Olá Marilene, tudo bem? É possível o ingresso de ação declaratória nesse sentido, é inclusive chamada de "ação heterotópica". Como o título executivo é extrajudicial e não houve julgamento dos embargos à execução, o direito exequendo nunca foi objeto de análise pelo Poder Judiciário, o que possibilita o ingresso dessa ação autônoma.

Abraço

Daniel

 


 

06/12/2012 - Bruno - Rio de Janeiro - RJ

Daniel, é possível a execução definitiva de sentença impugnada mediante recurso recebido só no efeito devolutivo?

Olá Bruno, tudo bem? Não, será caso de execução provisória.

Abraço

Daniel

 


 

06/12/2012 - Jorge Luiz Lucas Neves - Rio de Janeiro - RJ

Prezado(a), não querendo ser inconsequente, mas necessitando de ajuda, ouso enviar-lhe um questionamento que não quer calar, se possível aguardo resposta, senão vejamos: EM SEDE DE HABEAS DATA, EMBORA NÃO PRESCRITO NA LEI 9507/97, CABE AGRAVO DE INSTRUMENTO EM ALGUMA FASE, TAL COMO NEGATÓRIA OU CONCESSÓRIA DE LIMINAR, SOLICITAÇÃO DE COMPLEMENTAÇÃO DE INICIAL, OU TROA DECISÃO INTERLOCUTÓRIA, SE SIM, COM BASE EM QUE, JÁ QUE NÃO PRESCRITA NA LEI ESPECÍFICA. Agradeço de antemão a atenção, desejando de pronto Feliz Natal e Próspero Ano Novo!!

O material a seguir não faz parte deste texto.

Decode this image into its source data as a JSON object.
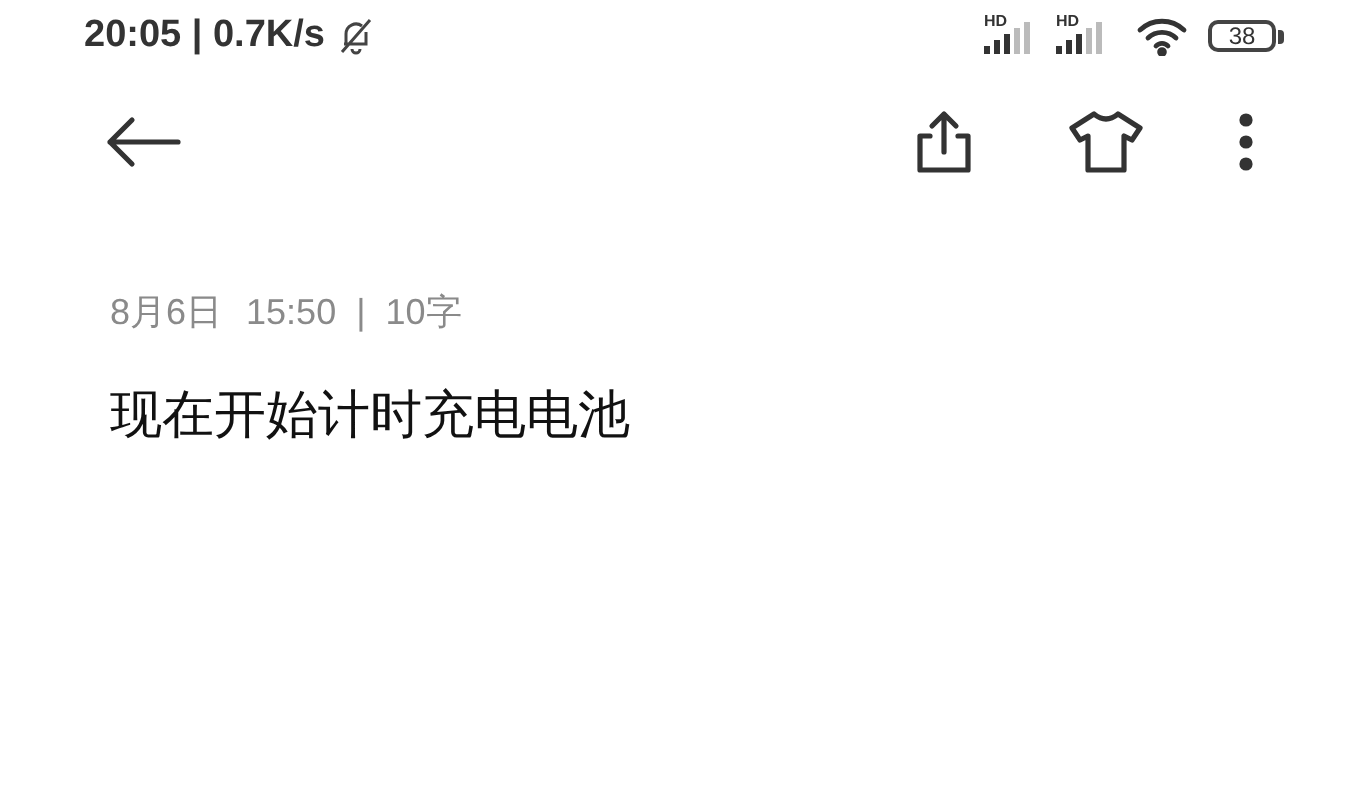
{
  "status_bar": {
    "time_speed": "20:05 | 0.7K/s",
    "signals": [
      {
        "label": "HD"
      },
      {
        "label": "HD"
      }
    ],
    "battery": "38"
  },
  "note": {
    "date": "8月6日",
    "time": "15:50",
    "separator": "|",
    "count": "10字",
    "text": "现在开始计时充电电池"
  }
}
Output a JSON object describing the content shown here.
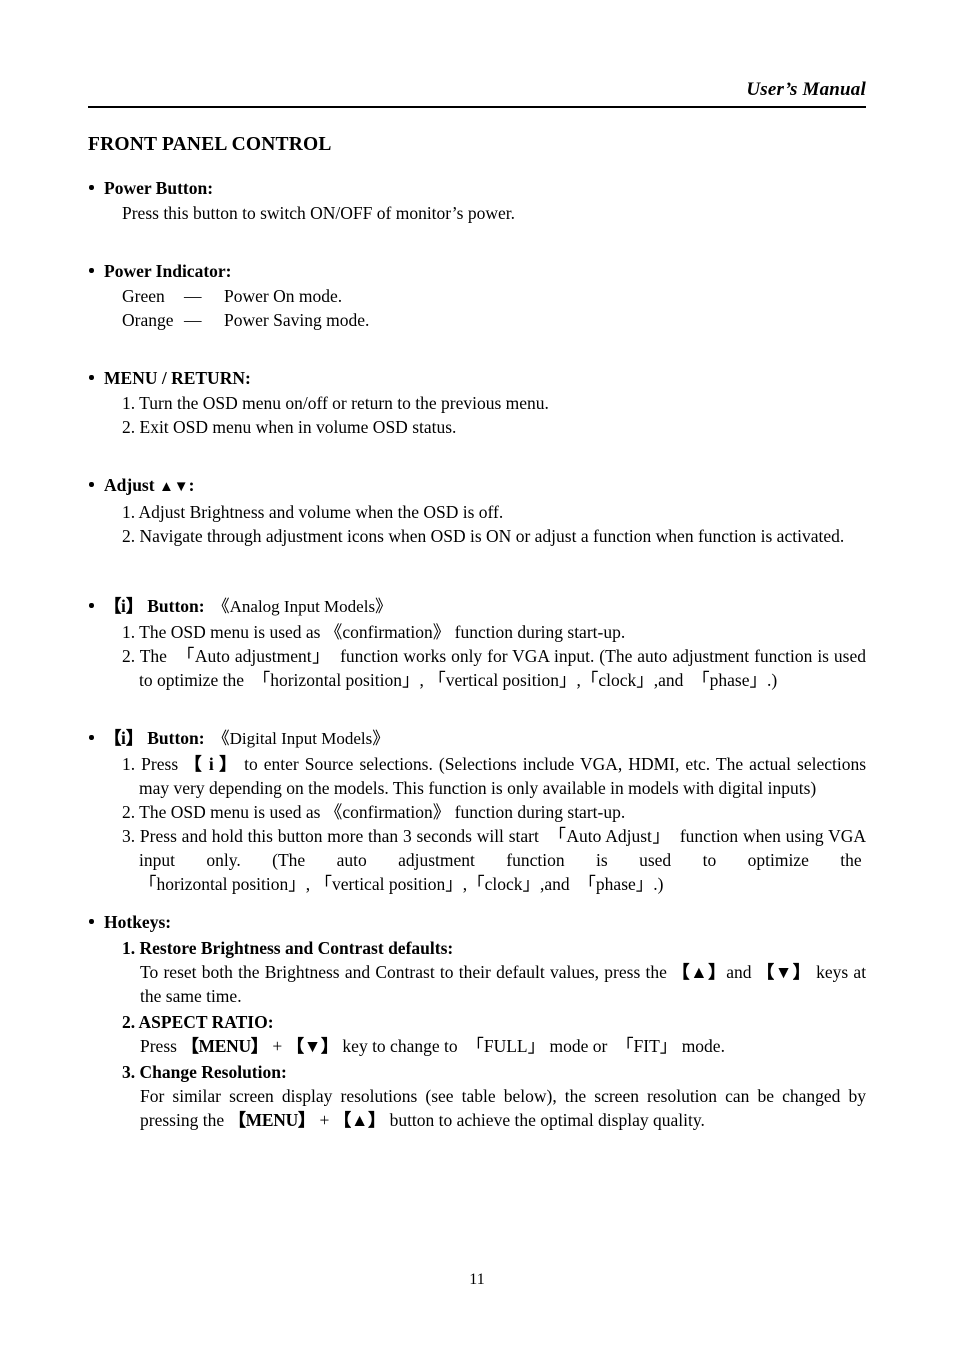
{
  "header": {
    "title": "User’s Manual"
  },
  "section": {
    "title": "FRONT PANEL CONTROL"
  },
  "power_button": {
    "heading": "Power Button:",
    "line1": "Press this button to switch ON/OFF of monitor’s power."
  },
  "power_indicator": {
    "heading": "Power Indicator:",
    "rows": [
      {
        "label": "Green",
        "dash": "—",
        "value": "Power On mode."
      },
      {
        "label": "Orange",
        "dash": "—",
        "value": "Power Saving mode."
      }
    ]
  },
  "menu_return": {
    "heading": "MENU / RETURN:",
    "item1": "1. Turn the OSD menu on/off or return to the previous menu.",
    "item2": "2. Exit OSD menu when in volume OSD status."
  },
  "adjust": {
    "heading_text": "Adjust",
    "heading_arrows": "▲▼",
    "heading_colon": ":",
    "item1": "1. Adjust Brightness and volume when the OSD is off.",
    "item2": "2. Navigate through adjustment icons when OSD is ON or adjust a function when function is activated."
  },
  "i_button_analog": {
    "bracket_open": "【",
    "bracket_label": "i",
    "bracket_close": "】",
    "heading": "Button:",
    "model_note": "《Analog Input Models》",
    "item1": "1. The OSD menu is used as 《confirmation》 function during start-up.",
    "item2_a": "2. The",
    "item2_term1": "「Auto adjustment」",
    "item2_b": "function works only for VGA input. (The auto adjustment function is used to optimize the",
    "item2_term2": "「horizontal position」",
    "item2_c": ",",
    "item2_term3": "「vertical position」",
    "item2_d": ",",
    "item2_term4": "「clock」",
    "item2_e": ",and",
    "item2_term5": "「phase」",
    "item2_f": ".)"
  },
  "i_button_digital": {
    "bracket_open": "【",
    "bracket_label": "i",
    "bracket_close": "】",
    "heading": "Button:",
    "model_note": "《Digital Input Models》",
    "item1_a": "1. Press",
    "item1_key": "【 i 】",
    "item1_b": "to enter Source selections. (Selections include VGA, HDMI, etc. The actual selections may very depending on the models. This function is only available in models with digital inputs)",
    "item2": "2. The OSD menu is used as 《confirmation》 function during start-up.",
    "item3_a": "3. Press and hold this button more than 3 seconds will start",
    "item3_term1": "「Auto Adjust」",
    "item3_b": "function when using VGA input only. (The auto adjustment function is used to optimize the",
    "item3_term2": "「horizontal position」",
    "item3_c": ",",
    "item3_term3": "「vertical position」",
    "item3_d": ",",
    "item3_term4": "「clock」",
    "item3_e": ",and",
    "item3_term5": "「phase」",
    "item3_f": ".)"
  },
  "hotkeys": {
    "heading": "Hotkeys:",
    "item1_title": "1. Restore Brightness and Contrast defaults:",
    "item1_body_a": "To reset both the Brightness and Contrast to their default values, press the",
    "item1_key_up": "【▲】",
    "item1_body_b": "and",
    "item1_key_down": "【▼】",
    "item1_body_c": "keys at the same time.",
    "item2_title": "2. ASPECT RATIO:",
    "item2_body_a": "Press",
    "item2_key_menu": "【MENU】",
    "item2_plus": "+",
    "item2_key_down": "【▼】",
    "item2_body_b": "key to change to",
    "item2_term_full": "「FULL」",
    "item2_body_c": "mode or",
    "item2_term_fit": "「FIT」",
    "item2_body_d": "mode.",
    "item3_title": "3. Change Resolution:",
    "item3_body_a": "For similar screen display resolutions (see table below), the screen resolution can be changed by pressing the",
    "item3_key_menu": "【MENU】",
    "item3_plus": "+",
    "item3_key_up": "【▲】",
    "item3_body_b": "button to achieve the optimal display quality."
  },
  "footer": {
    "page_number": "11"
  }
}
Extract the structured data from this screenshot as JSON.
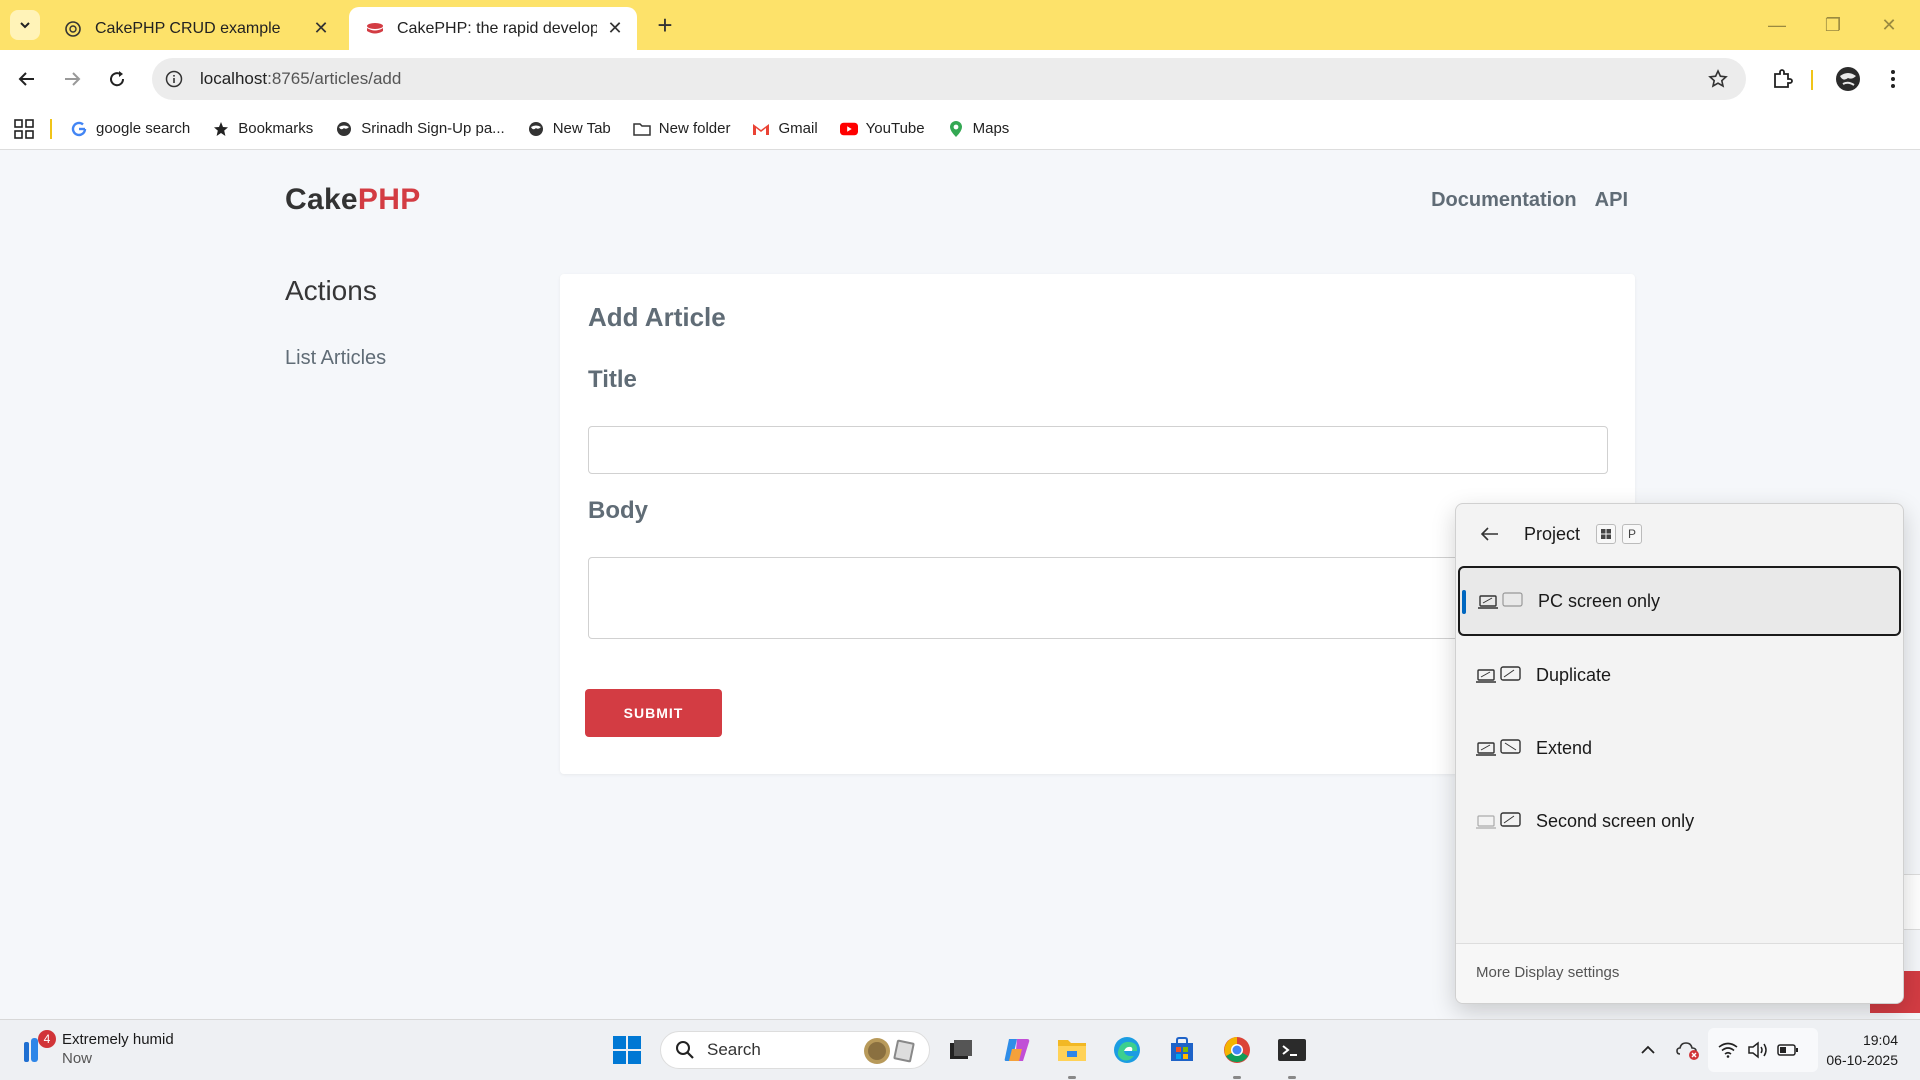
{
  "browser": {
    "tabs": [
      {
        "title": "CakePHP CRUD example",
        "active": false
      },
      {
        "title": "CakePHP: the rapid developme",
        "active": true
      }
    ],
    "url_host": "localhost",
    "url_path": ":8765/articles/add",
    "bookmarks": [
      {
        "label": "google search",
        "icon": "google-icon"
      },
      {
        "label": "Bookmarks",
        "icon": "star-icon"
      },
      {
        "label": "Srinadh Sign-Up pa...",
        "icon": "globe-icon"
      },
      {
        "label": "New Tab",
        "icon": "globe-icon"
      },
      {
        "label": "New folder",
        "icon": "folder-icon"
      },
      {
        "label": "Gmail",
        "icon": "gmail-icon"
      },
      {
        "label": "YouTube",
        "icon": "youtube-icon"
      },
      {
        "label": "Maps",
        "icon": "maps-icon"
      }
    ]
  },
  "page": {
    "logo_cake": "Cake",
    "logo_php": "PHP",
    "nav": [
      "Documentation",
      "API"
    ],
    "sidebar_heading": "Actions",
    "sidebar_link": "List Articles",
    "form": {
      "heading": "Add Article",
      "title_label": "Title",
      "title_value": "",
      "body_label": "Body",
      "body_value": "",
      "submit_label": "SUBMIT"
    }
  },
  "project_flyout": {
    "title": "Project",
    "shortcut_key": "P",
    "options": [
      {
        "label": "PC screen only",
        "selected": true
      },
      {
        "label": "Duplicate",
        "selected": false
      },
      {
        "label": "Extend",
        "selected": false
      },
      {
        "label": "Second screen only",
        "selected": false
      }
    ],
    "footer_link": "More Display settings"
  },
  "taskbar": {
    "weather_badge": "4",
    "weather_text": "Extremely humid",
    "weather_sub": "Now",
    "search_placeholder": "Search",
    "time": "19:04",
    "date": "06-10-2025"
  },
  "colors": {
    "tabstrip": "#fde26a",
    "brand_red": "#d33c43",
    "text_gray": "#606c76",
    "selection_blue": "#0067c0"
  }
}
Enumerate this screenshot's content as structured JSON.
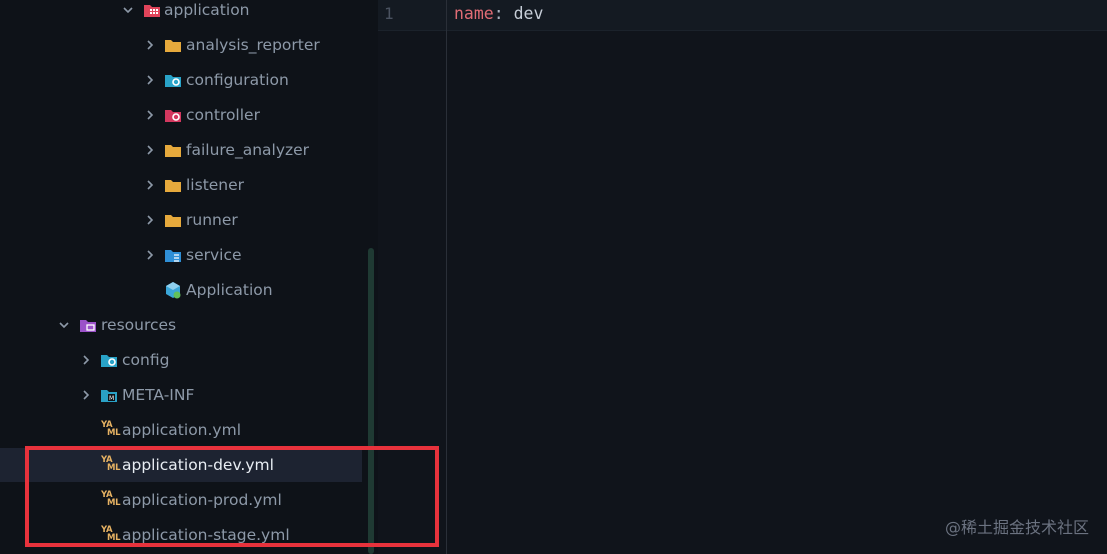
{
  "tree": {
    "items": [
      {
        "label": "application",
        "icon": "folder-package-icon",
        "chevron": "down",
        "selected": false
      },
      {
        "label": "analysis_reporter",
        "icon": "folder-icon",
        "chevron": "right",
        "selected": false
      },
      {
        "label": "configuration",
        "icon": "folder-config-icon",
        "chevron": "right",
        "selected": false
      },
      {
        "label": "controller",
        "icon": "folder-controller-icon",
        "chevron": "right",
        "selected": false
      },
      {
        "label": "failure_analyzer",
        "icon": "folder-icon",
        "chevron": "right",
        "selected": false
      },
      {
        "label": "listener",
        "icon": "folder-icon",
        "chevron": "right",
        "selected": false
      },
      {
        "label": "runner",
        "icon": "folder-icon",
        "chevron": "right",
        "selected": false
      },
      {
        "label": "service",
        "icon": "folder-service-icon",
        "chevron": "right",
        "selected": false
      },
      {
        "label": "Application",
        "icon": "spring-application-icon",
        "chevron": "none",
        "selected": false
      },
      {
        "label": "resources",
        "icon": "folder-resources-icon",
        "chevron": "down",
        "selected": false
      },
      {
        "label": "config",
        "icon": "folder-config-icon",
        "chevron": "right",
        "selected": false
      },
      {
        "label": "META-INF",
        "icon": "folder-meta-icon",
        "chevron": "right",
        "selected": false
      },
      {
        "label": "application.yml",
        "icon": "yaml-file-icon",
        "chevron": "none",
        "selected": false
      },
      {
        "label": "application-dev.yml",
        "icon": "yaml-file-icon",
        "chevron": "none",
        "selected": true
      },
      {
        "label": "application-prod.yml",
        "icon": "yaml-file-icon",
        "chevron": "none",
        "selected": false
      },
      {
        "label": "application-stage.yml",
        "icon": "yaml-file-icon",
        "chevron": "none",
        "selected": false
      }
    ]
  },
  "editor": {
    "line_number": "1",
    "key": "name",
    "separator": ":",
    "value": " dev"
  },
  "watermark": "@稀土掘金技术社区",
  "colors": {
    "folder": "#e6a93c",
    "config_folder": "#29a3c8",
    "controller_folder": "#d3385f",
    "package_folder": "#e0445a",
    "resources_folder": "#9b52c9",
    "highlight_box": "#e8323c",
    "yaml_key": "#e06c75"
  }
}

Olá Jorge, tudo bem? Certamente, afinal se aplica ao habeas data subsidiariamente o CPC.

Abraço

Daniel

 


 

06/12/2012 - Paulo Tarso de Moura - Rio de Janeiro - RJ

Prof. Daniel, Estou estudando o seu livro Manual de Improbidade Administrativa que escreveu junto como prof. Rafael e fazendo um curso de reciclagem em direito administrativo e me surgiu algumas dúvidas de direito processual civil, dúvidas de quem ainda tem muito para aprender antes de me candidatar a concursos. No seu livro o senhor não fala no Agravo de Instrumento previsto no parágrafo 10 do artigo 17 da LIA, mesmo sendo uma peça importante. A meu ver ele pode afastar injustiças graves. Numa ação gravíssima como a AIA o simples fato de figurar no polo passivo causa prejuízos de difícil reparação ao acusado, com sérias repercussões negativas em sua vida profissional. Por exemplo, num inquérito civil preparatório, o membro do Ministério Público não respeita o contraditório e promove a ação e, após a defesa prévia, o juiz não a rejeita alegando que o contraditório no proc. administrativo não é importante, mesmo que se ele tivesse sido observado o Ministério Público iria verificar a inexistência de Improbidade e não teria ingressado com a Ação. Logo o ataque a decisão seria feito com o uso do Agravo de Instrumento, até porque tal posição é uma afronta a própria Constituição – que prevê a observância do contraditório em processos judiciais e administrativos e faz letra morta o disposto na própria Lei de Imp Adm que prevê esse procedimento e a interposição do Agravo. O que o senhor acha disso? Se a intimação da decisão interlocutória que recebe a Ação de Imp Adm não é pessoal e se dá com sua publicação no diário oficial, como instruir o Agravo que segundo o CPC, art. 525, I, deve obrigatoriamente conter cópia da certidão da respectiva intimação da decisão? Desde já grato caso eu seja merecedor de sua resposta. Com respeito e admiração, Paulo

Olá Paulo, tudo bem? Não há muito além da literalidade do art. 17, § 10º da LIA. Tratando-se de decisão interlocutória, a decisão que recebe a petição inicial é recorrivel por agravo de instrumento. Se realmente se tratar de ação temerária a decisão será reformada pelo tribunal e a ação extinta.